Offer mitigating factors. If personal credit is weak but business performance is strong, say so. If the industry experienced stress but this client outperformed peers, highlight that. If additional collateral or a larger down payment could address concerns, propose it. Showing that you’ve thought through the credit issues builds confidence.

Be realistic about severity. Some issues are explainable; others are disqualifying. Trying to minimize serious problems wastes everyone’s time. If a deal has fundamental credit issues that most funders won’t accept, acknowledge that and either find a specialist funder or decline the opportunity.

Communication During Underwriting

Your job doesn’t end with submission. How you communicate during underwriting affects both the current deal and your ongoing relationship.

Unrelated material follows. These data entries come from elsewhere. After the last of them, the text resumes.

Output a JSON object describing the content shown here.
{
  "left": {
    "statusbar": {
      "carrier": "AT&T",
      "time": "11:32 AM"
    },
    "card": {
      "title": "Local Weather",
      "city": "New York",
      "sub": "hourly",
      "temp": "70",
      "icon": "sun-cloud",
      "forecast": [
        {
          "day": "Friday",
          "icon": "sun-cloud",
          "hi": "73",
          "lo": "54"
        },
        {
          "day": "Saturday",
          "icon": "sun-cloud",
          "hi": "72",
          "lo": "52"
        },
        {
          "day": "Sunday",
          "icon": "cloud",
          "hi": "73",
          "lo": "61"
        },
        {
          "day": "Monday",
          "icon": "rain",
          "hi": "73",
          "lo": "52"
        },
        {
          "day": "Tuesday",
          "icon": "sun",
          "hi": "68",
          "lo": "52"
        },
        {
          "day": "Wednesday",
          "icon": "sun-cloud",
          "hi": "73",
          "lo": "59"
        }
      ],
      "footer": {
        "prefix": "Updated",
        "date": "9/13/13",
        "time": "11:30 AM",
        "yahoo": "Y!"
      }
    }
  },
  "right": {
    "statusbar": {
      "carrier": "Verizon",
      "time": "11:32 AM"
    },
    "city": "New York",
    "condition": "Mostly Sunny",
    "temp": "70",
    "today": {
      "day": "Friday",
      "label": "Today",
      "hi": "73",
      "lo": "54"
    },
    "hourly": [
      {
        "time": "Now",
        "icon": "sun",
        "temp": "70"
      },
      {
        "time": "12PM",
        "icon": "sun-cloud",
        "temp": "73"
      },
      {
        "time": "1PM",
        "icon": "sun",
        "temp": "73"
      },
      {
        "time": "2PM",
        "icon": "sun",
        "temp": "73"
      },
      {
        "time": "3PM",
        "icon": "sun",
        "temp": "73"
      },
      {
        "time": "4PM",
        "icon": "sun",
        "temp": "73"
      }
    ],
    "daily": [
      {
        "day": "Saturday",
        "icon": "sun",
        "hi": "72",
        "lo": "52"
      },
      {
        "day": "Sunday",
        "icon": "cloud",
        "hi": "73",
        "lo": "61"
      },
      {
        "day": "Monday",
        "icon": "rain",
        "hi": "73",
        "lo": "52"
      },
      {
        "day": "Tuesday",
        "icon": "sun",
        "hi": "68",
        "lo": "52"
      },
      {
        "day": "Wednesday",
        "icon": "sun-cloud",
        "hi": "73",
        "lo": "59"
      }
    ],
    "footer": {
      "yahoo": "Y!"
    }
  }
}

Respond to information requests promptly. When underwriters ask for additional documentation or clarification, delays on your end extend the process and may cause the deal to lose priority in the queue.

Manage client communication appropriately. Keep the client informed about status and requests without creating anxiety. Help them understand that additional requests are normal, not signs of problems. Prepare them for reasonable timelines rather than overpromising speed.

Be available for questions. Underwriters sometimes need clarification that’s faster to get by phone than email. Being reachable when questions arise keeps deals moving.

Don’t over-follow-up. Checking status multiple times daily doesn’t speed decisions and may irritate underwriters. Appropriate follow-up depends on the funder’s stated timeline and the deal’s complexity, but daily requests for updates rarely help.

Building Submission Quality Over Time

Submission quality improves with attention to feedback and patterns.

Track what gets requested after initial submission. If you’re regularly receiving requests for the same items, those items should become part of your standard package. Repeated requests for the same documentation indicate gaps in your process.

Learn from declines. When deals are declined, understand why. Was information missing that would have changed the outcome? Did presentation issues contribute to an unfavorable view? Each decline contains information about how to improve future submissions.

Ask funders what they want. Different funders have different preferences and requirements. Asking what makes a good submission — and listening to the answer — helps you tailor packages to each funder’s expectations.

Develop templates and checklists. Standardizing your process ensures consistency and completeness. A submission checklist specific to each funder prevents omissions that delay deals.

The brokers who close consistently aren’t necessarily better salespeople or luckier in their deal flow. They’re often simply better at presenting deals in ways that help underwriters say yes. Submission quality is a skill that improves with practice and attention.